And then something came to me. I said "Girl, you've done so many parties, you're a pro. What are you worried about? You could pull a party out of your behind on an hour notice. Quit stressing."
As I hung upside down, drying my curls with a diffuser (I do most of my serious thinking in this position) I did some quick calculating. This particular birthday party is number 66 for us. SIXTY-SIX. I've planned 66 birthday parties for my children. This does not include trick-or-treating parties, cookie-exchanges, sleepovers, or classroom parties. Just birthday parties.
I've not actually hosted too many classroom parties. I think I'm on a room mother black list. They stopped asking me to host after that big 5th grade Halloween party in the gym when the firemen showed up and evacuated the whole elementary school. We mothers were not actually pointing fingers. We weren't going to openly admit to bringing the fog machine that set off the alarms. Then the cute firemen called the all clear and my kid entered the gym with a throng of 5th graders and screeched "it was YOUR fog machine, MOM!" No more room parties for me.
But birthday parties- no problem. People still send their kids to my house for birthday parties. Some even send them back more than once.
Birthday party #66 was a gummy bear party. A what? Yeah. Gummy bears. How do you do that?
You start by making gummy bear-printed bookmarks with little gummy bear-shaped glass beads.
And you fill little baggies with gummy bears so you can send your guests home with additional sugar. Have your kid help with the 'thank-you' tags because you know you will never get thank you cards sent. Heck, you couldn't even get the invitations mailed out, Girlfriend. Wait...am I talking to myself again? Ahem.

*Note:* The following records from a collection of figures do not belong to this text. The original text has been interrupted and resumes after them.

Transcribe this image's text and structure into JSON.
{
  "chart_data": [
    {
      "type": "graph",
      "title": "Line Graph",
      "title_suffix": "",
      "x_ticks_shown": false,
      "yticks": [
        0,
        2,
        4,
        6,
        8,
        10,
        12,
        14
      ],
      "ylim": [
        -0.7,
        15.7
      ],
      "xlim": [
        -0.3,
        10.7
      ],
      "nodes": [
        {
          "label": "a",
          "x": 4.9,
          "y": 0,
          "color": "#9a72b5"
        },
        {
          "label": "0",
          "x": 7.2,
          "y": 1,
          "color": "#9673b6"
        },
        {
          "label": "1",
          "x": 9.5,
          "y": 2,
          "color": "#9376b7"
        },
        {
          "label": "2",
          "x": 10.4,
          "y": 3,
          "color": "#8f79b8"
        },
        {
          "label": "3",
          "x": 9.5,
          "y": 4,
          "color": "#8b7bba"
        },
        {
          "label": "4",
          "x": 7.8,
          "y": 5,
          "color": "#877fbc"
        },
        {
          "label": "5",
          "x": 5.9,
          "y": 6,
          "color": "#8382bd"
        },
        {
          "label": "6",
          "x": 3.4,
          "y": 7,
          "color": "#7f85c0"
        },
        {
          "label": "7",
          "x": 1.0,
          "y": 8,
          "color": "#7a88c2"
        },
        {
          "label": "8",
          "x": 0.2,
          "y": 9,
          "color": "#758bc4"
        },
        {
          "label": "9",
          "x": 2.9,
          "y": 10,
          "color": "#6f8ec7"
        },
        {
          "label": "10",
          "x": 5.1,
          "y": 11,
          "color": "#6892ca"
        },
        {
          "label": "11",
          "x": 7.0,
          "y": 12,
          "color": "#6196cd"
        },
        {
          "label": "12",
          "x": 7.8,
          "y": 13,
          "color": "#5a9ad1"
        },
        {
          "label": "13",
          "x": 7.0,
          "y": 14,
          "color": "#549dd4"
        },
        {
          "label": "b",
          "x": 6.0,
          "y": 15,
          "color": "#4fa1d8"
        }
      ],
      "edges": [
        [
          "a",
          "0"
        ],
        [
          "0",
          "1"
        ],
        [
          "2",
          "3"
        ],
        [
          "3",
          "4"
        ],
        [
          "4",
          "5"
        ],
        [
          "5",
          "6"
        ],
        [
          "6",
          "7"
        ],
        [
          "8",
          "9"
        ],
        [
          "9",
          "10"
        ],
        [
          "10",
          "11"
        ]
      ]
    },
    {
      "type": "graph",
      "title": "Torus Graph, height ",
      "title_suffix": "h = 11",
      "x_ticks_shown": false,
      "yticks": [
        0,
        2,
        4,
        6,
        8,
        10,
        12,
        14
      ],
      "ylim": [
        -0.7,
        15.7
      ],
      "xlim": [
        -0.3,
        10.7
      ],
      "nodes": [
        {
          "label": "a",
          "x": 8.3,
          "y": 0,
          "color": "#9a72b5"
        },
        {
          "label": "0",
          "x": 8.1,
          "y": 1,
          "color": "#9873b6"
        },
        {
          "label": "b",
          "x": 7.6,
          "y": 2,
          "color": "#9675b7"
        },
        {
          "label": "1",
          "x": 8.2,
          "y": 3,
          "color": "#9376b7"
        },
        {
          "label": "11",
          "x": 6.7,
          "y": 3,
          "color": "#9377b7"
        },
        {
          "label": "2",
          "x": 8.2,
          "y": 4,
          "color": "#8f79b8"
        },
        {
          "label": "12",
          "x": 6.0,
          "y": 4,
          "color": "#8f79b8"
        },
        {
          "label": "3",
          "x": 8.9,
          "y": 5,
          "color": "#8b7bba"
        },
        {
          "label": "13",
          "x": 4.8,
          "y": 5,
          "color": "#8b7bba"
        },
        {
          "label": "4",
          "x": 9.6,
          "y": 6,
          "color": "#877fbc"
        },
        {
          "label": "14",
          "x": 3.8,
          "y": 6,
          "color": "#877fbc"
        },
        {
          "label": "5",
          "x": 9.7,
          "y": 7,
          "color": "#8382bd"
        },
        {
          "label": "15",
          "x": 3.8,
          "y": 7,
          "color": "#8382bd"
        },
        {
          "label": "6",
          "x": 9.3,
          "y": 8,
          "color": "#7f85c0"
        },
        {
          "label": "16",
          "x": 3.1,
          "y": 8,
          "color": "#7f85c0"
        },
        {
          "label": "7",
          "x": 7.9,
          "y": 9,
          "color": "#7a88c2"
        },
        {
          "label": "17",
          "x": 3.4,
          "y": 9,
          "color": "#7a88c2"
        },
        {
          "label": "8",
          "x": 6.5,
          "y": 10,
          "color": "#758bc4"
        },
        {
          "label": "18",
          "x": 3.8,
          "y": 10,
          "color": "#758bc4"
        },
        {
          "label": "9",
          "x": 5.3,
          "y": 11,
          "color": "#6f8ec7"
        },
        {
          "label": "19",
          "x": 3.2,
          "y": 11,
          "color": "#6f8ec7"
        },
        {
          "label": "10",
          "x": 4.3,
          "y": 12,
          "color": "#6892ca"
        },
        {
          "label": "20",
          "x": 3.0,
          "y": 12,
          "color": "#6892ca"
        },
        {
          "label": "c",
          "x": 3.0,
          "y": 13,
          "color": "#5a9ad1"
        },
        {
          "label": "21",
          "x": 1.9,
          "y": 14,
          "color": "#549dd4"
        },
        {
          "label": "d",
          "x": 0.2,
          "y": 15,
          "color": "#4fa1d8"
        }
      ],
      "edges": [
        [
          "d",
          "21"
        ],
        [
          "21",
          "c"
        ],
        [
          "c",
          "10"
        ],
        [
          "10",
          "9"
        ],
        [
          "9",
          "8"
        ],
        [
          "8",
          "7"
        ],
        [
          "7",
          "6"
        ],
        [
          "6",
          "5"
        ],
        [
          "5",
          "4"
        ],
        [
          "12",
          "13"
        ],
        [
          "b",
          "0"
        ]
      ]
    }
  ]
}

Then, you mesmerize them with sugar.
After visiting 2 stores trying to track down a bear-shaped cookie cutter, you give up on the bear-shaped sandwiches and feed them pizza rolls. This will disturb you more than them. If you're super talented like we are, you will mix up the cheese and pepperoni pizza rolls on the pans and terrorize your vegetarian children. (I'm sorry, girls. Your dad did it.)
Add a craft. We chose to fill bear-shaped honey bottles with colored sand because we figured our kitchen could use a healthy dose of sand.
We wrapped the whole thing up with a dance and karaoke session to the gummy bear song. I will spare you the details. If you do not know the gummy bear song, DO NOT GOOGLE IT. Don't do it. You will never, ever, get it out of your head.
I will be hearing that song in my sleep.
I'm a gummy bear. Yes I'm a gummy bear.
I'm a yummy, tummy, funny, lucky, gummy bear.
And I'm a party pro. Yes I'm a party pro.
I can make a party happen on the go.
Yes, I've gone a little left. Hey, after 66 birthday parties, I've earned it.